Lincoln's Thanksgiving Proclamation
Washington, DC
--October 3, 1863
The year that is drawing toward its close has
been filled with the blessings of fruitful
fields and healthful skies. To these bounties,
which are so constantly enjoyed that we are
prone to forget the source from which they come,
others have been added which are of so
extraordinary a nature that they can not fail to
penetrate and soften even the heart which is
habitually insensible to the ever-watchful
providence of Almighty God.
In the midst of a
civil war of unequaled magnitude and
severity, which has sometimes seemed to foreign
states to invite and to provoke their
aggression, peace has been preserved with all
nations, order has been maintained, the laws
have been respected and obeyed, and harmony has
prevailed everywhere, except in the theater of
military conflict, while that theater has been
greatly contracted by the advancing armies and
navies of the Union.
Needful diversions of wealth and of strength
from the fields of peaceful industry to the
national defense have not arrested the plow, the
shuttle, or the ship; the ax has enlarged the
borders of our settlements, and the mines, as
well as the iron and coal as of our precious
metals, have yielded even more abundantly than
heretofore. Population has steadily increased
notwithstanding the waste that has been made in
the camp, the siege, and the battlefield, and
the country, rejoicing in the consciousness of
augmented strength and vigor, is permitted to
expect continuance of years with large increase
of freedom. No human counsel hath devised nor hath any
mortal hand worked out these great things. They
are the gracious gifts of the Most High God,
who, while dealing with us in anger for our
sins, hath nevertheless remembered mercy.

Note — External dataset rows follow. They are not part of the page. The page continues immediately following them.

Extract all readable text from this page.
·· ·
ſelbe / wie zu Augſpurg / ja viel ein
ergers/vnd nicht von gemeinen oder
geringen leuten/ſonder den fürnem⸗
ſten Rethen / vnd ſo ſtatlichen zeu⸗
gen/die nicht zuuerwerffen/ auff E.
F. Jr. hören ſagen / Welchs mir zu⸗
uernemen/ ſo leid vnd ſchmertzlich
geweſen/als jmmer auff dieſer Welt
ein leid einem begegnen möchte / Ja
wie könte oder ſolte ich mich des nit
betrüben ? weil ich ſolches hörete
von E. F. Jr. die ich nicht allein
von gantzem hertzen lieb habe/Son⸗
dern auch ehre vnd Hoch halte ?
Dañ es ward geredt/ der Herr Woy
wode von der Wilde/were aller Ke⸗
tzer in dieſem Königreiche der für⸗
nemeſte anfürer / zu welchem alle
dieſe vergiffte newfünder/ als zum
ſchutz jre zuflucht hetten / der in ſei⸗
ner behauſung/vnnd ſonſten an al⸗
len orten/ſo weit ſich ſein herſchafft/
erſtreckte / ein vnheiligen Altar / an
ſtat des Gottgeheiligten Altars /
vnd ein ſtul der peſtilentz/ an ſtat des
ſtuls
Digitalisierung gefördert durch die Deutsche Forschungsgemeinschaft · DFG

It has seemed to me fit and proper that they
should be solemnly, reverently, and gratefully
acknowledged, as with one heart and one voice,
by the whole American people. I do therefore
invite my fellow-citizens in every part of the
United States, and also those who are in foreign
lands, to set apart and observe the last
Thursday of November next as a day of
thanksgiving and praise to our beneficent Father
who dwelleth in the heavens. And I recommend to
them that while offering up the ascriptions
justly due to Him for such singular deliverances
and blessings they do also, with humble
penitence for our national perverseness and
disobedience, commend to His tender care all
those who have become widows, orphans, mourners,
or sufferers in the lamentable civil strife in
which we are unavoidably engaged, and fervently
implore the imposition of the Almighty hand to
heal the wounds of the nation and to restore it,
as soon as may be consistent with the divine
purpose, to the full enjoyment of peace,
harmony, tranquillity, and union.
In testimony whereof I have hereunto set my hand
and caused the seal of the United States to be
affixed.
Done at the city of Washington, this 3d day
of October, A.D. 1863, and of the Independence
of the United States the eighty-eighth.